一、Hive中“一次使用的命令”
1. -S表示静默模式,结果去掉OK和Time taken等行
hive -e "select * from movie_table limit 3"
...
OK
movieId title genres
1 Toy Story (1995) Adventure|Animation|Children|Comedy|Fantasy
2 Jumanji (1995) Adventure|Children|Fantasy
Time taken: 11.631 seconds, Fetched: 3 row(s)
[root@master hive-1.2.2]# hive -S -e "select * from movie_table limit 3"
...
movieId title genres
1 Toy Story (1995) Adventure|Animation|Children|Comedy|Fantasy
2 Jumanji (1995) Adventure|Children|Fantasy
2.将查询结果输出到本地文件test.txt中(非HDFS) test.txt是程序执行时自己创建的,无需提前创建
[root@master hive-1.2.2]# hive -S -e "select * from movie_table limit 3" > /usr/local/src/test3/hive/test.txt
(py27tf) [root@master hive-1.2.2]# cat /usr/local/src/test3/hive/test.txt
movieId title genres
1 Toy Story (1995) Adventure|Animation|Children|Comedy|Fantasy
2 Jumanji (1995) Adventure|Children|Fantasy
通过以下命令查询管理表的warehouse属性记录(我也还没搞懂,再看看书P35)

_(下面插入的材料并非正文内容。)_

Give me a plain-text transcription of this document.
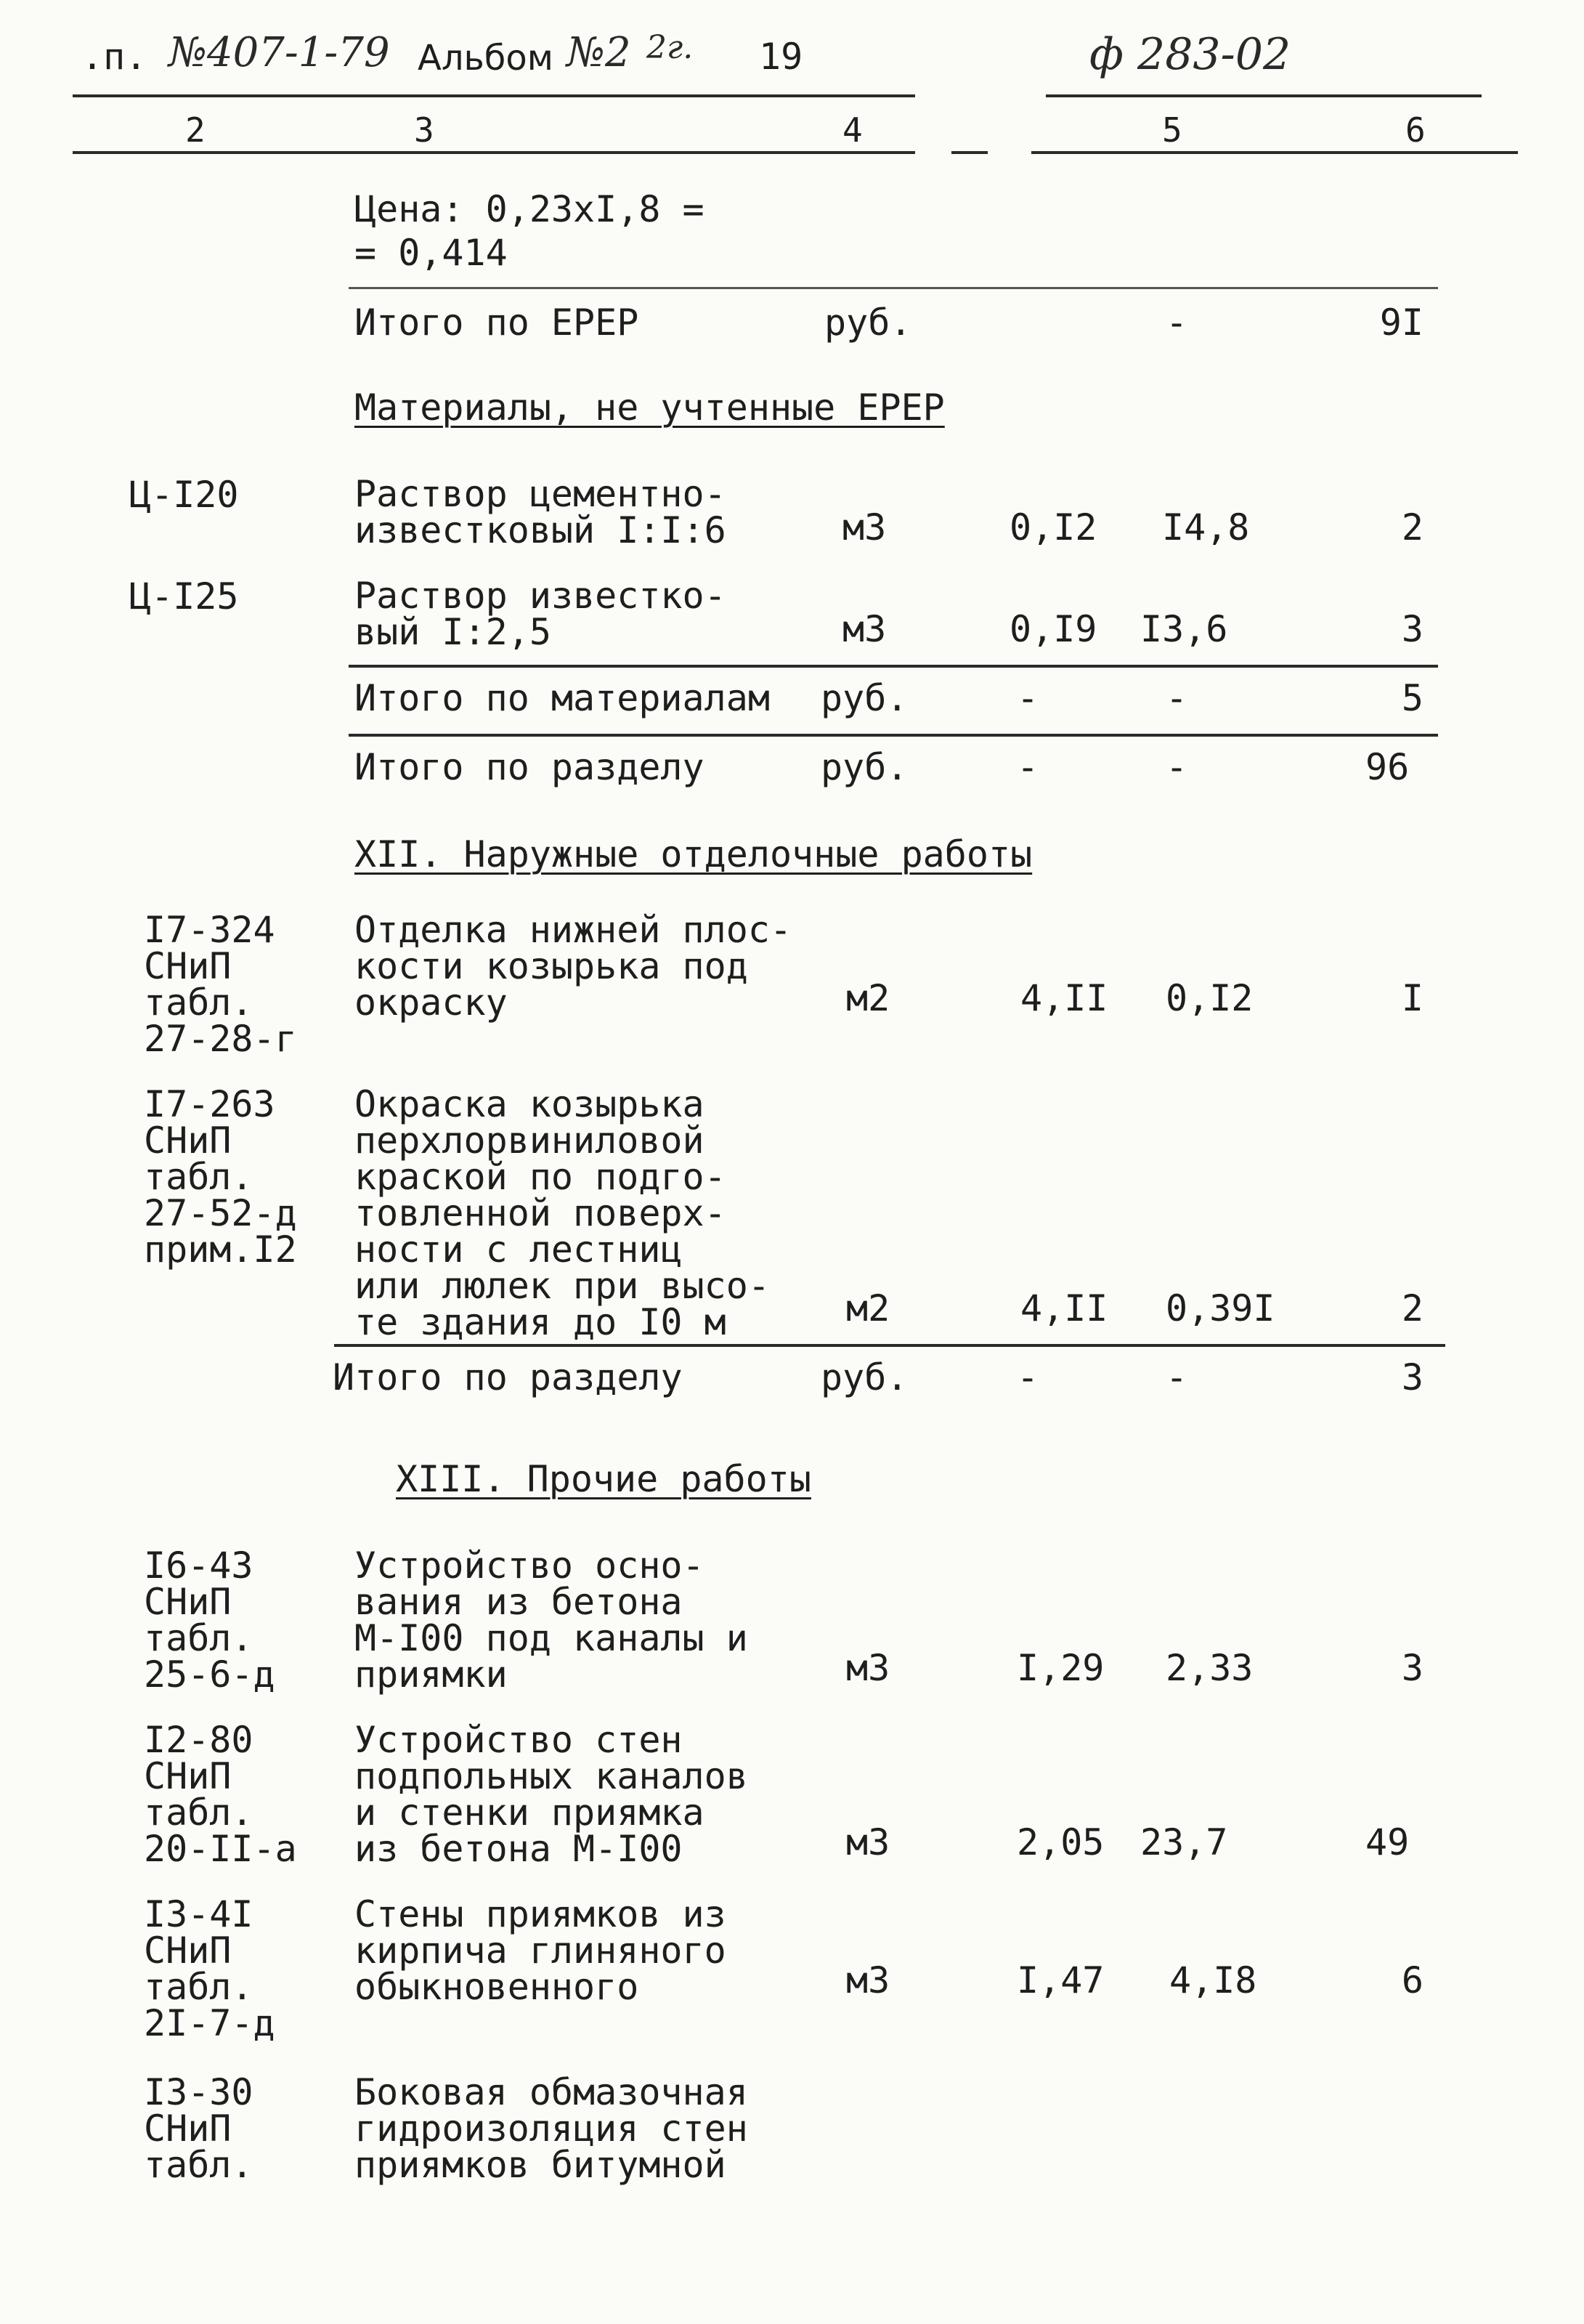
.п. №407-1-79 Альбом №2 2г. 19	ф 283-02
2	3	4	5	6
Цена: 0,23хI,8 =
= 0,414
Итого по ЕРЕР	руб.	-	9I
Материалы, не учтенные ЕРЕР
Ц-I20	Раствор цементно-
известковый I:I:6	м3	0,I2 I4,8	2
Ц-I25	Раствор известко-
вый I:2,5	м3	0,I9 I3,6	3
Итого по материалам руб.	-	-	5
Итого по разделу	руб.	-	-	96
XII. Наружные отделочные работы
I7-324
СНиП
табл.
27-28-г
Отделка нижней плос-
кости козырька под
окраску	м2	4,II 0,I2	I
I7-263
СНиП
табл.
27-52-д
прим.I2
Окраска козырька
перхлорвиниловой
краской по подго-
товленной поверх-
ности с лестниц
или люлек при высо-
те здания до I0 м	м2	4,II 0,39I	2
Итого по разделу	руб.	-	-	3
XIII. Прочие работы
I6-43
СНиП
табл.
25-6-д
Устройство осно-
вания из бетона
М-I00 под каналы и
приямки	м3	I,29 2,33	3
I2-80
СНиП
табл.
20-II-а
Устройство стен
подпольных каналов
и стенки приямка
из бетона М-I00	м3	2,05 23,7	49
I3-4I
СНиП
табл.
2I-7-д
Стены приямков из
кирпича глиняного
обыкновенного	м3	I,47 4,I8	6
I3-30
СНиП
табл.
Боковая обмазочная
гидроизоляция стен
приямков битумной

[root@master hive-1.2.2]# hive -e "seT" | grep warehouse
hive.metastore.warehouse.dir=/user/hive/warehouse
hive.warehouse.subdir.inherit.perms=true
3.文件执行hive查询 shell:source 终端使用hive -f 得到的结果相同
hive> source /usr/local/src/test3/select.sql;
OK
movieId title genres
1 Toy Story (1995) Adventure|Animation|Children|Comedy|Fantasy
2 Jumanji (1995) Adventure|Children|Fantasy
Time taken: 2.976 seconds, Fetched: 3 row(s)

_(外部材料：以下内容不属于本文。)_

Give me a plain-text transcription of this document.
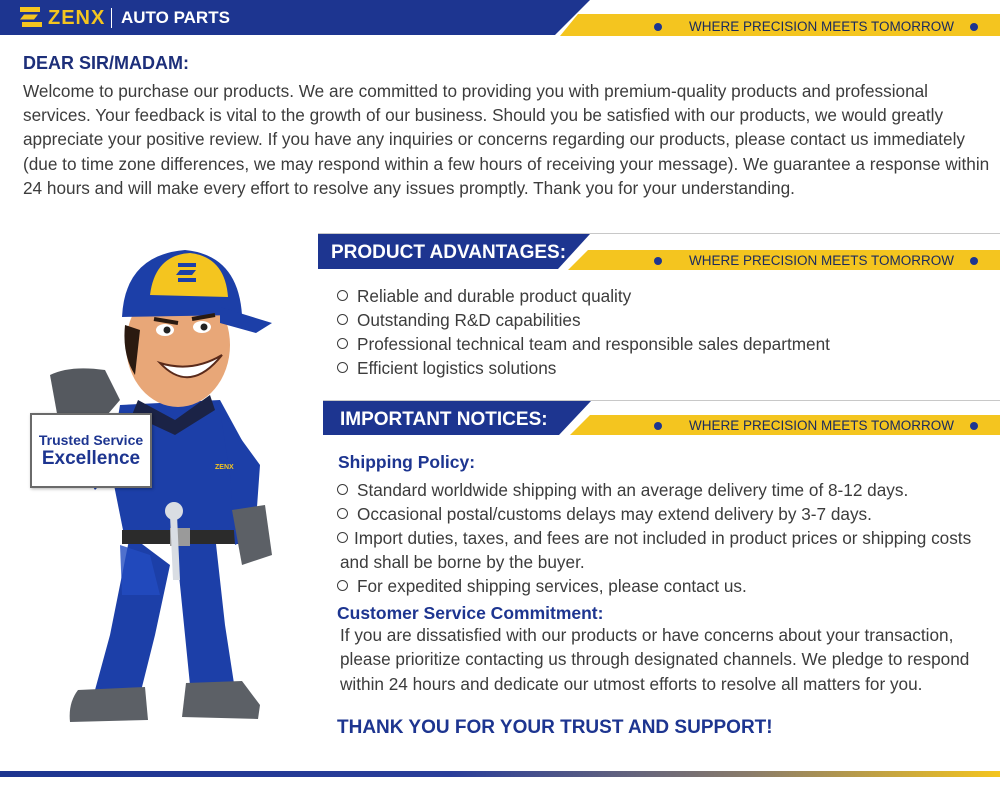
ZENX AUTO PARTS	WHERE PRECISION MEETS TOMORROW
DEAR SIR/MADAM:
Welcome to purchase our products. We are committed to providing you with premium-quality products and professional services. Your feedback is vital to the growth of our business. Should you be satisfied with our products, we would greatly appreciate your positive review. If you have any inquiries or concerns regarding our products, please contact us immediately (due to time zone differences, we may respond within a few hours of receiving your message). We guarantee a response within 24 hours and will make every effort to resolve any issues promptly. Thank you for your understanding.
ZENX
Trusted Service
Excellence
PRODUCT ADVANTAGES:	WHERE PRECISION MEETS TOMORROW
Reliable and durable product quality
Outstanding R&D capabilities
Professional technical team and responsible sales department
Efficient logistics solutions
IMPORTANT NOTICES:	WHERE PRECISION MEETS TOMORROW
Shipping Policy:
Standard worldwide shipping with an average delivery time of 8-12 days.
Occasional postal/customs delays may extend delivery by 3-7 days.
Import duties, taxes, and fees are not included in product prices or shipping costs
and shall be borne by the buyer.
For expedited shipping services, please contact us.
Customer Service Commitment:
If you are dissatisfied with our products or have concerns about your transaction,
please prioritize contacting us through designated channels. We pledge to respond
within 24 hours and dedicate our utmost efforts to resolve all matters for you.
THANK YOU FOR YOUR TRUST AND SUPPORT!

[root@master test3]# hive -f /usr/local/src/test3/select.sql
...
OK
movieId title genres
1 Toy Story (1995) Adventure|Animation|Children|Comedy|Fantasy
2 Jumanji (1995) Adventure|Children|Fantasy
Time taken: 5.915 seconds, Fetched: 3 row(s)
表里写入数据
1.建表
create table test(line string);
OK
Time taken: 0.82 seconds
2.插数据
[root@master hive-1.2.2]# hive -e "load data local inpath '/usr/local/src/test3/test.txt' into table test"
或者
hive> load data local inpath '/usr/local/src/test3/test.txt' overwrite into table test;
3.查询
hive> select * from test;
OK
one row
Time taken: 0.4 seconds, Fetched: 1 row(s)
执行shell命令
在命令前加上! 并以;结尾
hive> ! pwd;
/usr/local/src/hive-1.2.2
hive> ! echo "what up dog";
"what up dog"
在hive内使用hadoop命令 hadoop dfs -ls / 只需要去掉hadoop即可
在hive内使用hadoop命令的优点:hadoop中每次都会启动一个新的JVM实例,而hive在同一个进程中执行
hive> dfs -ls / ;
Found 8 items
drwxr-xr-x - root supergroup 0 2019-03-04 09:41 /7
-rw-r--r-- 3 root supergroup 632207 2018-12-13 14:01 /The_Man_of_Property.txt
-rw-r--r-- 3 root supergroup 698 2019-05-13 18:32 /a8a
drwxr-xr-x - root supergroup 0 2019-05-27 10:29 /hbase
drwxr-xr-x - root supergroup 0 2019-05-27 14:47 /hbase_test
drwxr-xr-x - root supergroup 0 2019-05-26 16:49 /hive
drwx-wx-wx - root supergroup 0 2019-05-26 10:18 /tmp
drwxr-xr-x - root supergroup 0 2019-05-26 10:43 /user
Hive脚本注释 使用--开头的字符串表示注释
Tips:CLI不能解析注释,会产生报错信息,只能在脚本中通过hive -f **.hql 的方式执行
--copyright (c) 2012 Megacorp,LLC.
--This is the best Hive script evar!!
select * from table;
显示字段名称(默认是关闭的): (可在$HOME/.HIVRRC文件中配置修改为默认开启:set hive.cli.print.header=true;)
字段名称为:movie_table.movieid movie_table.title movie_table.genres
hive> select * from movie_table limit 2;
OK
movieId title genres
1 Toy Story (1995) Adventure|Animation|Children|Comedy|Fantasy
Time taken: 0.159 seconds, Fetched: 2 row(s)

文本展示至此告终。